Спасибо! Очень рад,что Вам понравилась музыка!

----------


## Валерьевна

*Борис, 
Чудесные колокольчики!!! 
Зазвенели, немного грустно, тревожно, но всё же!!!
Радуют!!!!!
СПАСИБО, Автору и Исполнителю!!!
*

----------


## Борис Улыбышев

Благодарю Анжелика!:smile: Колокольчики в самом деле получились немного грустные, но такое уж у меня было настроение)) РАд, что понравилось!

----------


## Борис Улыбышев

Первый клип,сделанный на одну из моих ранних мелодий)))

----------


## Борис Улыбышев



----------


## Лев

Неплохо! :Ok:  А корова это кто? :Derisive:

----------


## Борис Улыбышев

> Неплохо! А корова это кто?


Спасибо!))) Корова на траве-это моя группа:)

----------


## Борис Улыбышев

Запись с репетиции

----------


## Борис Улыбышев

Музыка,исполнение - Борис Улыбышев

----------


## Борис Улыбышев

Фрагмент концерта в Шахтах

----------


## Борис Улыбышев



----------


## Лев

> Ручей времени


*В лучших традициях музыки Баха и его современников! Ковбой - сильная и серьёзная композиция, но... не соответствует названию.*

----------


## Борис Улыбышев

Спасибо огромное! Я очень люблю Баха,правда я думаю,что еще до него не дорос:)

----------


## Лев

> Я очень люблю Баха,правда я думаю,что еще до него не дорос:)


Каждый должен быть самим собой :Smile3:

----------


## Борис Улыбышев



----------


## Борис Улыбышев

Музыка,исполнение Борис Улыбышев

----------


## Лев

Какие мелизмы!
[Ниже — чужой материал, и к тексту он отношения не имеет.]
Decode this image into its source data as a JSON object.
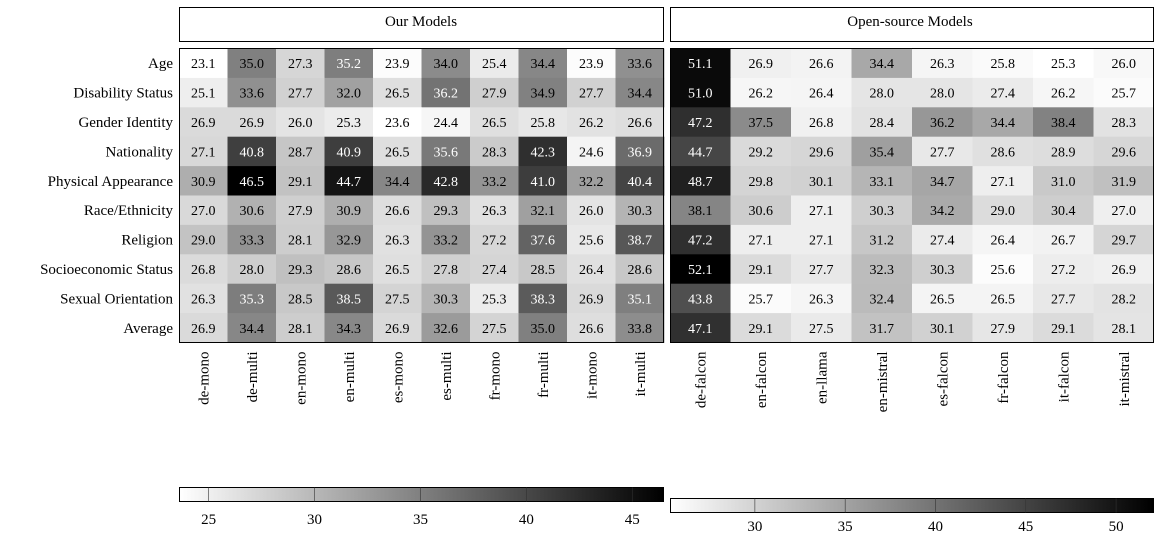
{
  "chart_data": [
    {
      "type": "heatmap",
      "title": "Our Models",
      "rows": [
        "Age",
        "Disability Status",
        "Gender Identity",
        "Nationality",
        "Physical Appearance",
        "Race/Ethnicity",
        "Religion",
        "Socioeconomic Status",
        "Sexual Orientation",
        "Average"
      ],
      "columns": [
        "de-mono",
        "de-multi",
        "en-mono",
        "en-multi",
        "es-mono",
        "es-multi",
        "fr-mono",
        "fr-multi",
        "it-mono",
        "it-multi"
      ],
      "values": [
        [
          23.1,
          35.0,
          27.3,
          35.2,
          23.9,
          34.0,
          25.4,
          34.4,
          23.9,
          33.6
        ],
        [
          25.1,
          33.6,
          27.7,
          32.0,
          26.5,
          36.2,
          27.9,
          34.9,
          27.7,
          34.4
        ],
        [
          26.9,
          26.9,
          26.0,
          25.3,
          23.6,
          24.4,
          26.5,
          25.8,
          26.2,
          26.6
        ],
        [
          27.1,
          40.8,
          28.7,
          40.9,
          26.5,
          35.6,
          28.3,
          42.3,
          24.6,
          36.9
        ],
        [
          30.9,
          46.5,
          29.1,
          44.7,
          34.4,
          42.8,
          33.2,
          41.0,
          32.2,
          40.4
        ],
        [
          27.0,
          30.6,
          27.9,
          30.9,
          26.6,
          29.3,
          26.3,
          32.1,
          26.0,
          30.3
        ],
        [
          29.0,
          33.3,
          28.1,
          32.9,
          26.3,
          33.2,
          27.2,
          37.6,
          25.6,
          38.7
        ],
        [
          26.8,
          28.0,
          29.3,
          28.6,
          26.5,
          27.8,
          27.4,
          28.5,
          26.4,
          28.6
        ],
        [
          26.3,
          35.3,
          28.5,
          38.5,
          27.5,
          30.3,
          25.3,
          38.3,
          26.9,
          35.1
        ],
        [
          26.9,
          34.4,
          28.1,
          34.3,
          26.9,
          32.6,
          27.5,
          35.0,
          26.6,
          33.8
        ]
      ],
      "value_labels": [
        [
          "23.1",
          "35.0",
          "27.3",
          "35.2",
          "23.9",
          "34.0",
          "25.4",
          "34.4",
          "23.9",
          "33.6"
        ],
        [
          "25.1",
          "33.6",
          "27.7",
          "32.0",
          "26.5",
          "36.2",
          "27.9",
          "34.9",
          "27.7",
          "34.4"
        ],
        [
          "26.9",
          "26.9",
          "26.0",
          "25.3",
          "23.6",
          "24.4",
          "26.5",
          "25.8",
          "26.2",
          "26.6"
        ],
        [
          "27.1",
          "40.8",
          "28.7",
          "40.9",
          "26.5",
          "35.6",
          "28.3",
          "42.3",
          "24.6",
          "36.9"
        ],
        [
          "30.9",
          "46.5",
          "29.1",
          "44.7",
          "34.4",
          "42.8",
          "33.2",
          "41.0",
          "32.2",
          "40.4"
        ],
        [
          "27.0",
          "30.6",
          "27.9",
          "30.9",
          "26.6",
          "29.3",
          "26.3",
          "32.1",
          "26.0",
          "30.3"
        ],
        [
          "29.0",
          "33.3",
          "28.1",
          "32.9",
          "26.3",
          "33.2",
          "27.2",
          "37.6",
          "25.6",
          "38.7"
        ],
        [
          "26.8",
          "28.0",
          "29.3",
          "28.6",
          "26.5",
          "27.8",
          "27.4",
          "28.5",
          "26.4",
          "28.6"
        ],
        [
          "26.3",
          "35.3",
          "28.5",
          "38.5",
          "27.5",
          "30.3",
          "25.3",
          "38.3",
          "26.9",
          "35.1"
        ],
        [
          "26.9",
          "34.4",
          "28.1",
          "34.3",
          "26.9",
          "32.6",
          "27.5",
          "35.0",
          "26.6",
          "33.8"
        ]
      ],
      "colorbar": {
        "range": [
          23.6,
          46.5
        ],
        "ticks": [
          25,
          30,
          35,
          40,
          45
        ],
        "colormap": "greys"
      },
      "grid": false
    },
    {
      "type": "heatmap",
      "title": "Open-source Models",
      "rows": [
        "Age",
        "Disability Status",
        "Gender Identity",
        "Nationality",
        "Physical Appearance",
        "Race/Ethnicity",
        "Religion",
        "Socioeconomic Status",
        "Sexual Orientation",
        "Average"
      ],
      "columns": [
        "de-falcon",
        "en-falcon",
        "en-llama",
        "en-mistral",
        "es-falcon",
        "fr-falcon",
        "it-falcon",
        "it-mistral"
      ],
      "values": [
        [
          51.1,
          26.9,
          26.6,
          34.4,
          26.3,
          25.8,
          25.3,
          26.0
        ],
        [
          51.0,
          26.2,
          26.4,
          28.0,
          28.0,
          27.4,
          26.2,
          25.7
        ],
        [
          47.2,
          37.5,
          26.8,
          28.4,
          36.2,
          34.4,
          38.4,
          28.3
        ],
        [
          44.7,
          29.2,
          29.6,
          35.4,
          27.7,
          28.6,
          28.9,
          29.6
        ],
        [
          48.7,
          29.8,
          30.1,
          33.1,
          34.7,
          27.1,
          31.0,
          31.9
        ],
        [
          38.1,
          30.6,
          27.1,
          30.3,
          34.2,
          29.0,
          30.4,
          27.0
        ],
        [
          47.2,
          27.1,
          27.1,
          31.2,
          27.4,
          26.4,
          26.7,
          29.7
        ],
        [
          52.1,
          29.1,
          27.7,
          32.3,
          30.3,
          25.6,
          27.2,
          26.9
        ],
        [
          43.8,
          25.7,
          26.3,
          32.4,
          26.5,
          26.5,
          27.7,
          28.2
        ],
        [
          47.1,
          29.1,
          27.5,
          31.7,
          30.1,
          27.9,
          29.1,
          28.1
        ]
      ],
      "value_labels": [
        [
          "51.1",
          "26.9",
          "26.6",
          "34.4",
          "26.3",
          "25.8",
          "25.3",
          "26.0"
        ],
        [
          "51.0",
          "26.2",
          "26.4",
          "28.0",
          "28.0",
          "27.4",
          "26.2",
          "25.7"
        ],
        [
          "47.2",
          "37.5",
          "26.8",
          "28.4",
          "36.2",
          "34.4",
          "38.4",
          "28.3"
        ],
        [
          "44.7",
          "29.2",
          "29.6",
          "35.4",
          "27.7",
          "28.6",
          "28.9",
          "29.6"
        ],
        [
          "48.7",
          "29.8",
          "30.1",
          "33.1",
          "34.7",
          "27.1",
          "31.0",
          "31.9"
        ],
        [
          "38.1",
          "30.6",
          "27.1",
          "30.3",
          "34.2",
          "29.0",
          "30.4",
          "27.0"
        ],
        [
          "47.2",
          "27.1",
          "27.1",
          "31.2",
          "27.4",
          "26.4",
          "26.7",
          "29.7"
        ],
        [
          "52.1",
          "29.1",
          "27.7",
          "32.3",
          "30.3",
          "25.6",
          "27.2",
          "26.9"
        ],
        [
          "43.8",
          "25.7",
          "26.3",
          "32.4",
          "26.5",
          "26.5",
          "27.7",
          "28.2"
        ],
        [
          "47.1",
          "29.1",
          "27.5",
          "31.7",
          "30.1",
          "27.9",
          "29.1",
          "28.1"
        ]
      ],
      "colorbar": {
        "range": [
          25.3,
          52.1
        ],
        "ticks": [
          30,
          35,
          40,
          45,
          50
        ],
        "colormap": "greys"
      },
      "grid": false
    }
  ]
}
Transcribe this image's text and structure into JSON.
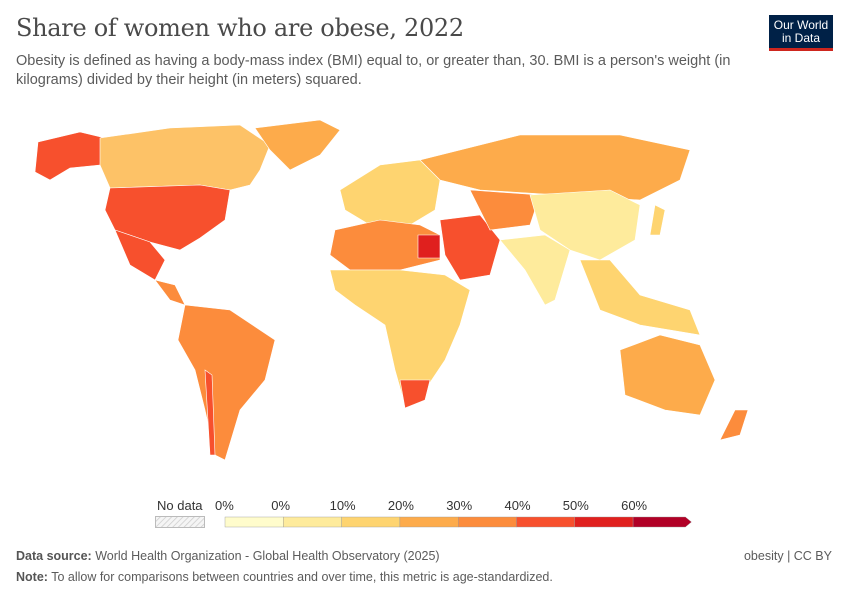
{
  "header": {
    "title": "Share of women who are obese, 2022",
    "subtitle": "Obesity is defined as having a body-mass index (BMI) equal to, or greater than, 30. BMI is a person's weight (in kilograms) divided by their height (in meters) squared.",
    "logo": "Our World in Data"
  },
  "legend": {
    "no_data_label": "No data",
    "labels": [
      "0%",
      "0%",
      "10%",
      "20%",
      "30%",
      "40%",
      "50%",
      "60%"
    ],
    "colors": [
      "#fffccc",
      "#feeb9c",
      "#fed470",
      "#fdab4b",
      "#fc8c3c",
      "#f7502d",
      "#e0201e",
      "#b10026"
    ],
    "no_data_color": "#eeeeee"
  },
  "footer": {
    "source_label": "Data source:",
    "source": "World Health Organization - Global Health Observatory (2025)",
    "note_label": "Note:",
    "note": "To allow for comparisons between countries and over time, this metric is age-standardized.",
    "license": "obesity | CC BY"
  }
}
Улёт! :Yes4:  Это про бабочек...
Убаюкал - это про колыбельную :Smile3:

----------


## Борис Улыбышев

Спасибо Лев!
Полет бабочки-это про бабочку однодневку,которая летала весь день и радовалась жизни!
Ну а к вечеру она умерла...                                                                                  Колыбельная-это успокаивающая)))

----------


## Борис Улыбышев



----------


## Валерьевна

*Борис!!! С Праздником!!!**
Спасибо за прекрасную музыку!!!*
[IMG]http://*********org/1423715.gif[/IMG]

_А это маленький подарок на твою музыку..._
*«Осенний день»* 



Музыка Бориса Улыбышева «Пасмурный день» 
Фотографии из раздела «Изобразительное искусство и фотография», тема «Новое увлечение – фотография» сделаны нашими форумчанами – 
Оли (Skadi), Паши (PAN), Татьяны Меньшиковой, Аллы и Александр, Татьяны Л, 
Laurita, Poletka, ну и мои «шедевры»

----------


## Борис Улыбышев

Спасибо огромное Анжелика! Мне очень приятно получить такой подарок! Тронут клипом и стихами  до глубины души, все очень гармонично и красиво! Фотографии тоже очень хороши - поймано осеннее настроение! В общем получил заряд радости)) Спасибо!

----------


## Валерьевна

> Полет бабочки


 :Tender:  :flower:  :flower:  :flower: 



> -это про бабочку однодневку,которая летала весь день и радовалась жизни!
> Ну а к вечеру она умерла...


Созвучно...
Иосиф Бродский   (из раннего)
«БАБОЧКА»
Сказать, что ты мертва?
Но ты жива лишь сутки.
Как много грусти в шутке
Творца! едва
могу произнести
«жила» - единство даты
рожденья и когда ты
в моей горсти
рассыпалась, меня
смущает вычесть
одно из двух количеств
в пределах дня.
...

----------


## Борис Улыбышев

Как относительно все в мире: кому-то жизнь бабочки это лишь какие-то сутки, а для самой бабочки это целая вечность. Вот так же и мы живем, а для вселенной наша жизнь - лишь миг. Хотя есть теории, что и сама вселенная существует очень краткое мгновенье... В общем все относительно!

----------


## Борис Улыбышев



----------


## Борис Улыбышев

Хочу сообщить приятную новость: на канале “Культура” выйдет передача “Письма из провинции” посвященная Новочеркасску. Творческая группа в составе редактора Андрея Совлачкова, режиссера-постановщика Дмитрия Желковского, видеоинженера Сергея Абрамова, оператора Александра Волкова находилась у нас с двадцать восьмого февраля по седьмое марта. В передаче пойдет речь об истории города, казачестве, о донском поэте Николае Туроверове. Увидеть программу можно будет 8 апреля 2011 года.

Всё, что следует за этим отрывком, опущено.